November 9, 2015

Shades of Pain

About a month has passed since my last blog post, and whereas before I was taking only 2 types of medicine daily for my (sciatica) leg pain, I am now taking 3, sometimes 5. New levels of pain = new thresholds for pain.

The pain meds allow me to continue on with the majority of daily activities, I still go to work, can still bathe and dress myself, but that's about it. I haven't been able to pick up any of the slack at home, can't cook for myself, can't drive, no exercising or stretching, and sleeping through the night without having to top up my meds has become a rare occasion.

I also had an EMG taken of my legs, which revealed that I have nerve damage in the right leg. This led my rehabilitation doctor I'd been seeing for 6 weeks to finally give up and tell me that he thinks that surgery is the only route to solve this problem now.

By the time he told me that, it wasn't a shock. I wasn't as closed off to the idea of surgery as I was in early September. It'd been almost 2 months of treatment with no effect (in fact, only worsening). I had become worried I might occasion permanent damage to my leg, even if I could wipe out all the pain in my leg (which even with the 3-5 meds is still rare).

Both surgeons I saw subsequently (for yet another set of opinions) agreed, that surgery is my only remaining option. And also, fortunately, I am a candidate for endoscopic surgery, which is relatively less invasive than open back surgery, with less recuperation time as well.

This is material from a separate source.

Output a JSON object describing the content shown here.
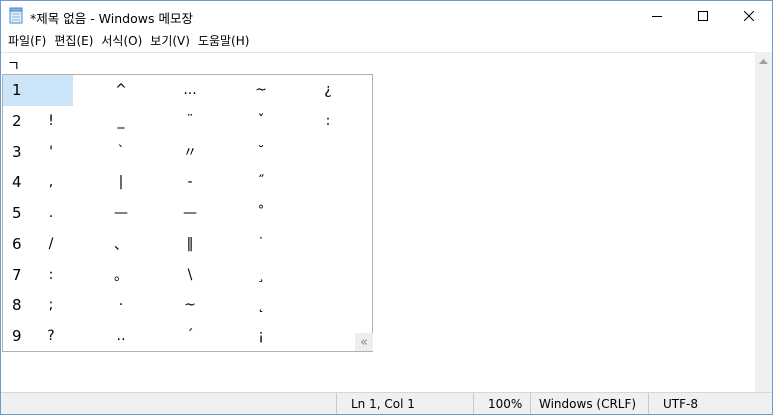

The hope is that surgery, by removing the herniated portion of the disk, will relieve the pressure on the sciatic nerve and allow it an opportunity to heal. Both surgeons predict that I will be able to recuperate 95-100% of lost function (which luckily is not that great- some strength in my right leg and some range of motion in my shin and toes).

I definitely still have trepidations about this, as I realize it has its risks and I would have preferred to avoid the surgery route. On the other hand, I am eager to give my body a chance to continue on its way with healing from this, and regain a lot of the quality of life and independence that I've lost in the last 3 months. I'm trying to look at it as just an example of something that can easily happen to any active individual and that any person or athlete, etc. would want to obtain the care that best allows them to recover in the least possible amount of time.

Getting off the meds will be another important effect of the surgery, I hope. Even if it weren't for the EMG results showing nerve damage, I am concerned about the long term effects of so much medication for months.

Another good thing is I happen to be insured doubly- both private insurance through work as well as the state-sponsored insurance which ostensibly will provide the "temporary disability" status to allow me leave from work for the weeks I'm in recovery. Thus, in terms of timing, it really does help that I have a way to get this done without incurring significant costs that, if uninsured, might have been cost prohibitive.

A side benefit of this issue is that I decided to take my health by the reins in terms of my weight, and have lost 5 kg/11 lbs in the last 5 weeks. I am not sure if this has helped with improving my symptoms, if it has, I haven't noticed, but it will be helpful in the recovery period and long-term in my quest to reduce the likelihood of this occurring again in the future.

There are a number of administrative hurdles I have yet to clear in the coming weeks, and I hope that my instincts in navigating this unchartered medical territory will serve me well. If all goes well, next time I write I will be in recovery from what was a wildly successful intervention to get me back in the saddle again. I am pining for days where my threshold for pain can come down from "sky high" and go back to "normal." Wish me luck.